Rocking Chair No. 1, Rocking Chair No. 2 and Rocking Chair No. 3 are each about 11-12 in. (28-30 cm.) high, the fourth, subtitled Miniature (based on No. 3), is just under half the size of the others. Within this small series, Rocking Chair No. 2 is the only edition which rests the child’s feet tenderly on its mother’s knee as opposed to being precariously held aloft. These sculptures are Moore's only kinetic works; he intended them to be handled and rocked, ‘I discovered while doing them’, Moore recalled, ‘that the speed of the rocking chair depended on the curvature of the base and the disposition of the weights and balances of the sculpture, so each of them rocks at a different speed’ (op. cit., 1968, p. 178). In Rocking Chair No. 2, Moore has excelled in creating not just a kinetic sculpture that captures the playful and loving rapport between a mother and child, he has also synthesised the physical attributes of the figures, and the chair to their simplest forms, creating a wonderful modernist sculpture, which balances and harmonises the two figures together.

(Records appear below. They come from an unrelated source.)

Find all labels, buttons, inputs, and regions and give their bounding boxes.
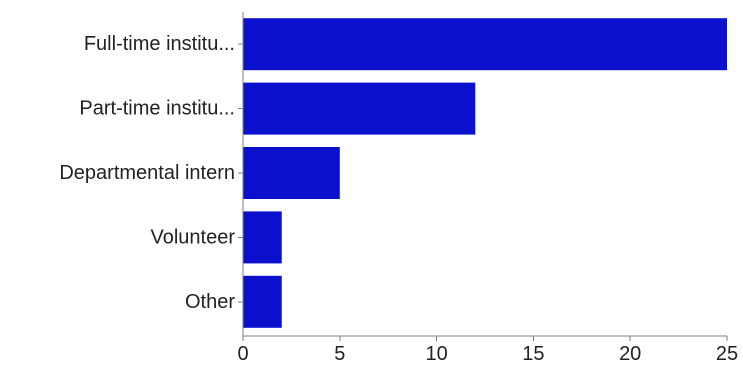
category-label-2: Departmental intern — [59, 162, 235, 184]
axes — [242, 12, 727, 337]
x-tick-label-4: 20 — [619, 343, 641, 365]
bar-4 — [243, 275, 282, 328]
x-tick-label-2: 10 — [425, 343, 447, 365]
category-label-1: Part-time institu... — [79, 98, 235, 120]
category-label-3: Volunteer — [150, 226, 235, 248]
x-tick-label-3: 15 — [522, 343, 544, 365]
category-labels: Full-time institu... Part-time institu...… — [59, 33, 235, 313]
bars — [243, 18, 727, 328]
x-tick-label-0: 0 — [237, 343, 248, 365]
bar-1 — [243, 82, 476, 135]
category-label-4: Other — [185, 291, 235, 313]
x-tick-label-1: 5 — [334, 343, 345, 365]
category-label-0: Full-time institu... — [84, 33, 235, 55]
bar-0 — [243, 18, 727, 71]
x-axis-ticks: 0 5 10 15 20 25 — [237, 43, 738, 365]
x-tick-label-5: 25 — [716, 343, 738, 365]
bar-2 — [243, 147, 340, 199]
bar-3 — [243, 211, 282, 264]
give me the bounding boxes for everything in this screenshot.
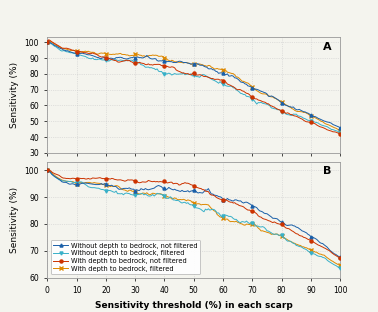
Without depth to bedrock, not filtered [152,186,156,190]
With depth to bedrock, not filtered [48,169,53,173]
Y-axis label: Sensitivity (%): Sensitivity (%) [10,187,19,253]
With depth to bedrock, not filtered [169,180,174,184]
With depth to bedrock, filtered [46,168,51,172]
With depth to bedrock, not filtered [204,190,209,193]
With depth to bedrock, not filtered [314,242,319,246]
Without depth to bedrock, filtered [313,252,318,256]
Without depth to bedrock, not filtered [45,168,50,172]
Line: Without depth to bedrock, not filtered: Without depth to bedrock, not filtered [46,169,342,259]
With depth to bedrock, not filtered [338,256,342,260]
Without depth to bedrock, filtered [338,266,342,270]
With depth to bedrock, not filtered [153,180,158,184]
Without depth to bedrock, filtered [71,181,76,185]
Without depth to bedrock, filtered [45,168,50,172]
With depth to bedrock, filtered [48,169,53,173]
With depth to bedrock, not filtered [45,168,50,172]
Without depth to bedrock, filtered [46,169,51,173]
Line: With depth to bedrock, not filtered: With depth to bedrock, not filtered [46,168,342,260]
With depth to bedrock, filtered [73,181,77,185]
Legend: Without depth to bedrock, not filtered, Without depth to bedrock, filtered, With: Without depth to bedrock, not filtered, … [51,240,200,274]
With depth to bedrock, filtered [314,250,319,254]
With depth to bedrock, filtered [204,203,209,207]
Without depth to bedrock, filtered [152,194,156,198]
With depth to bedrock, filtered [338,263,342,267]
Without depth to bedrock, not filtered [203,188,208,192]
Text: A: A [323,42,332,52]
With depth to bedrock, not filtered [73,177,77,180]
Without depth to bedrock, not filtered [71,182,76,186]
Without depth to bedrock, not filtered [46,168,51,172]
Without depth to bedrock, not filtered [168,187,172,190]
Without depth to bedrock, not filtered [313,237,318,241]
Without depth to bedrock, filtered [203,207,208,211]
Without depth to bedrock, filtered [168,195,172,199]
Y-axis label: Sensitivity (%): Sensitivity (%) [10,62,19,128]
X-axis label: Sensitivity threshold (%) in each scarp: Sensitivity threshold (%) in each scarp [95,300,293,310]
With depth to bedrock, filtered [169,197,174,201]
Text: B: B [323,166,332,176]
With depth to bedrock, filtered [45,168,50,172]
Without depth to bedrock, not filtered [338,255,342,259]
With depth to bedrock, not filtered [46,168,51,171]
With depth to bedrock, filtered [153,192,158,196]
Line: With depth to bedrock, filtered: With depth to bedrock, filtered [46,168,342,267]
Line: Without depth to bedrock, filtered: Without depth to bedrock, filtered [46,169,342,270]
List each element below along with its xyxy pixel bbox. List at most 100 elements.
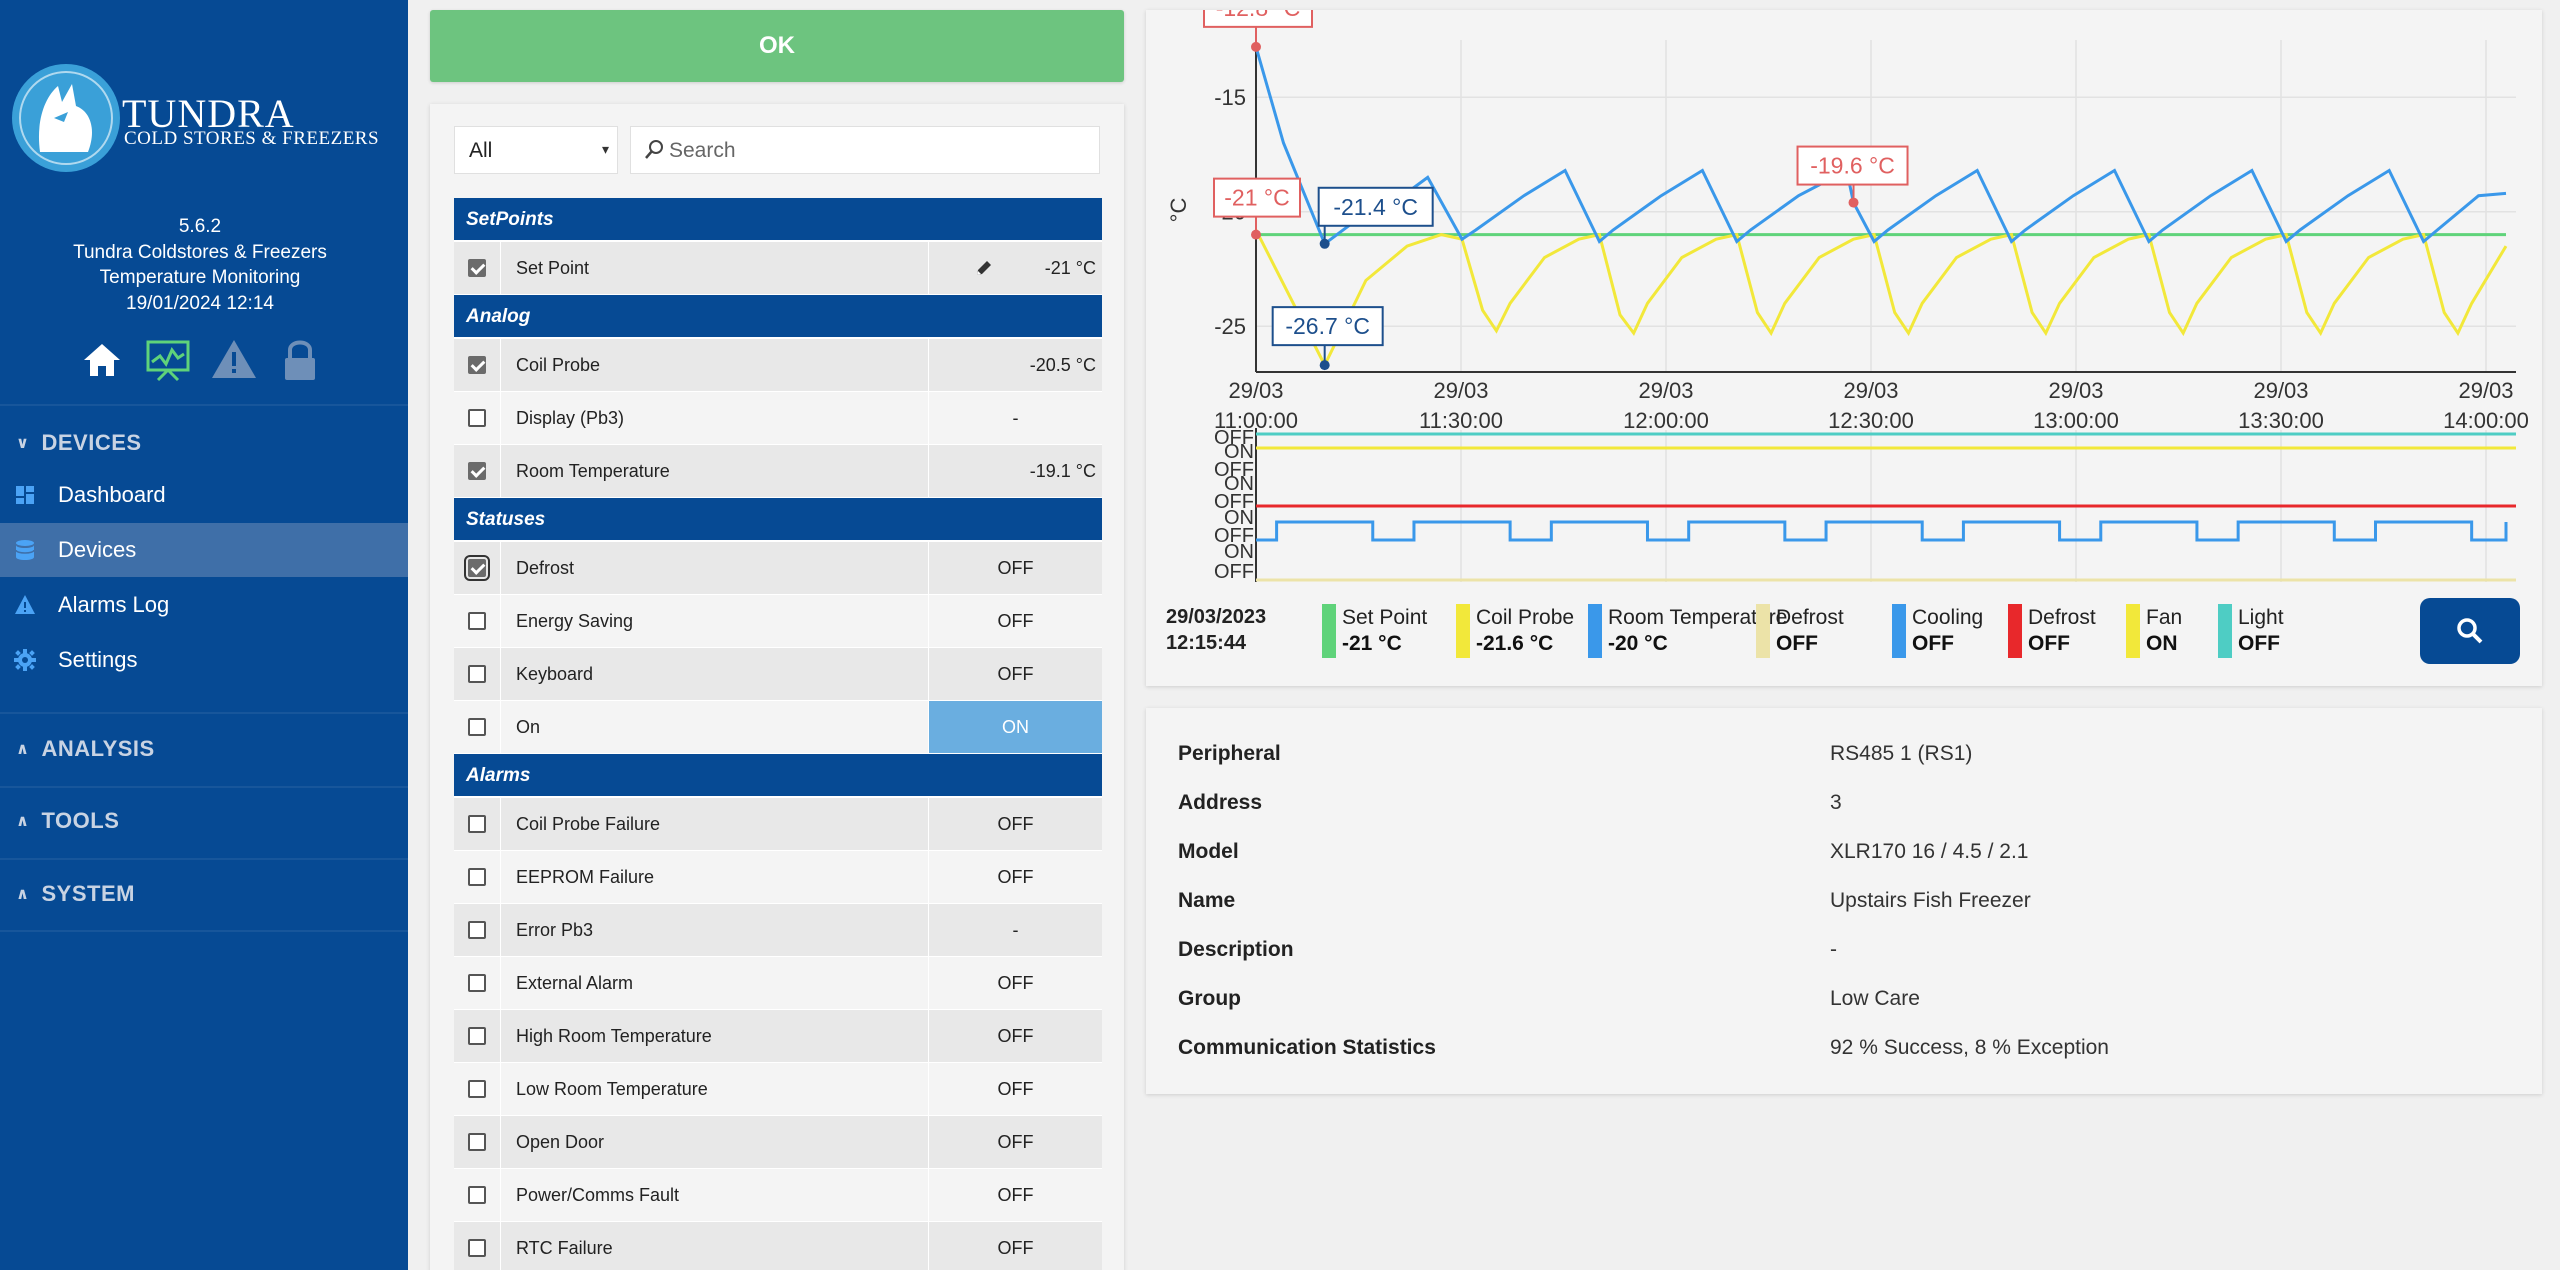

Moore liked to vary the patination on his sculpture, but in the case of this cast of Rocking Chair No. 2, he has chosen a very dark brown and even patina, almost creating a silhouette, further accentuating the viewers eye to the powerful simplicity of the form, through the bold separation of the solid with the void.
Rocking Chair No. 2, is a wonderful demonstration of Moore’s skill as a sculptor in creating something beautiful as well as functional. The sculpture’s importance is reinforced not only because of its place in the trajectory of Moore’s oeuvre, but also its relation to one of the most momentous occasions of his personal life. Grohmann has written: ‘[The Rocking Chairs] are enchanting impromptus, the offspring of a lighter muse. One is inclined to suppose that family life underwent a happy release of tension through his young daughter Mary, forgetting that at the same period the frightful 'Helmet' series came into being ... As with Mozart, tragedy is next door to comedy ... jubilation is all the more genuine when behind it stands the totality of life with all its unresolved conflicts’ (W. Grohmann, The Art of Henry Moore, London, 1960, pp. 142-143).